Le numéro un japonais de la pharmacie prend pied en Europe

Takeda serait selon Bloomberg en négociations avancées pour le rachat du suisse Nycomed, qui exigerait plus de 10 milliards d’euros
Benoît Menou

Au poker mondial de la pharmacie, Takeda Pharmaceutical abat une nouvelle carte. Bloomberg croit en effet savoir cette nuit de plusieurs sources proches des négociations que le numéro un japonais du secteur est en négociations avancées pour mettre la main sur son concurrent suisse Nycomed. La porte-parole de Takeda Hisako Nagata a souligné qu’il n’était pas dans l’habitude du groupe de commenter les rumeurs de marché. Son homologue chez Nycomed Tobias Cottmann a également refusé de commenter la nouvelle.

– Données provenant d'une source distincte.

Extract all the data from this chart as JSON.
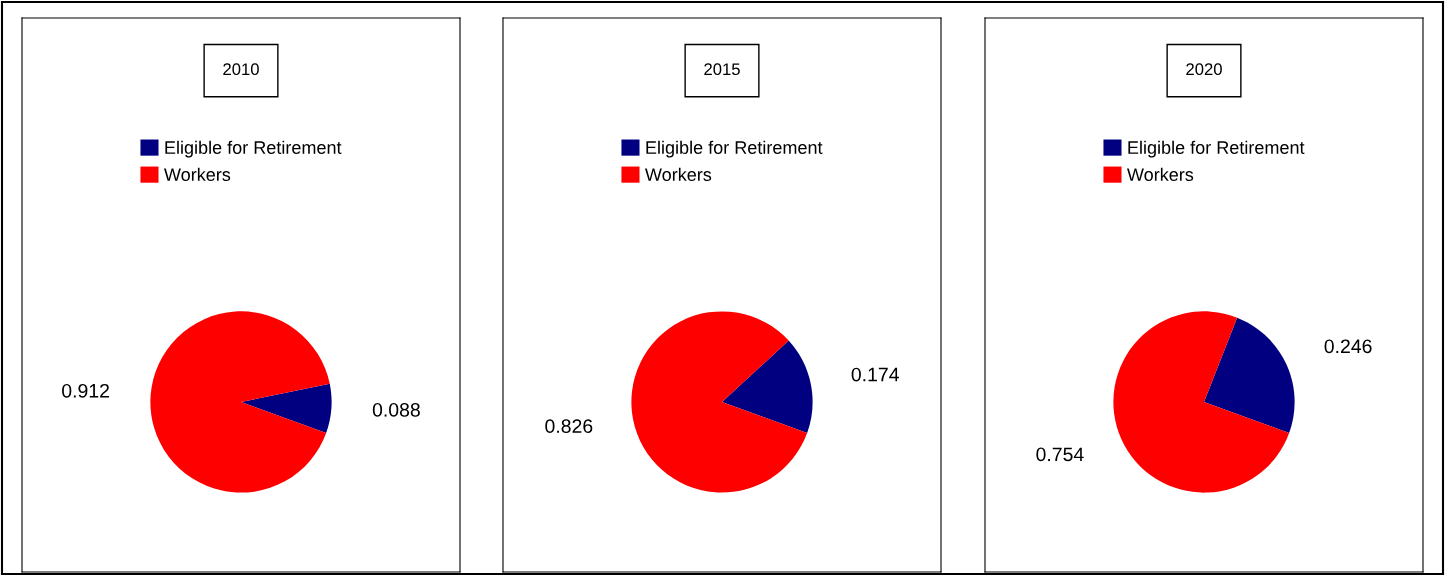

Le montant de l’opération pourrait dépasser 8 milliards d’euros, un montant correspondant à une offre du prétendant nippon, voire 10 milliards, un montant correspondant selon Reuters aux exigences minimales de la cible helvétique. Une annonce officielle de l’opération pourrait intervenir dès la semaine prochaine. Si toutefois les pourparlers aboutissent.

Nycomed est détenu conjointement par Nordic Capital et par l’entité de private equity de Credit Suisse. En prenant le contrôle du groupe zurichois, Takeda, principal laboratoire pharmaceutique en Asie, renforcerait encore son assise au sein des marchés émergents. Les principaux marchés pour Nycomed sont la Russie et le Brésil, devant l’Allemagne, l’Italie et l’Espagne. Alors que Nycomed a déjà réalisé 39% de ses ventes de 3,17 milliards d’euros au sein des pays émergents l’an passé, il souhaite voir cette part grimper à 60% d’ici 2015, selon son directeur général Hakan Bjorklund.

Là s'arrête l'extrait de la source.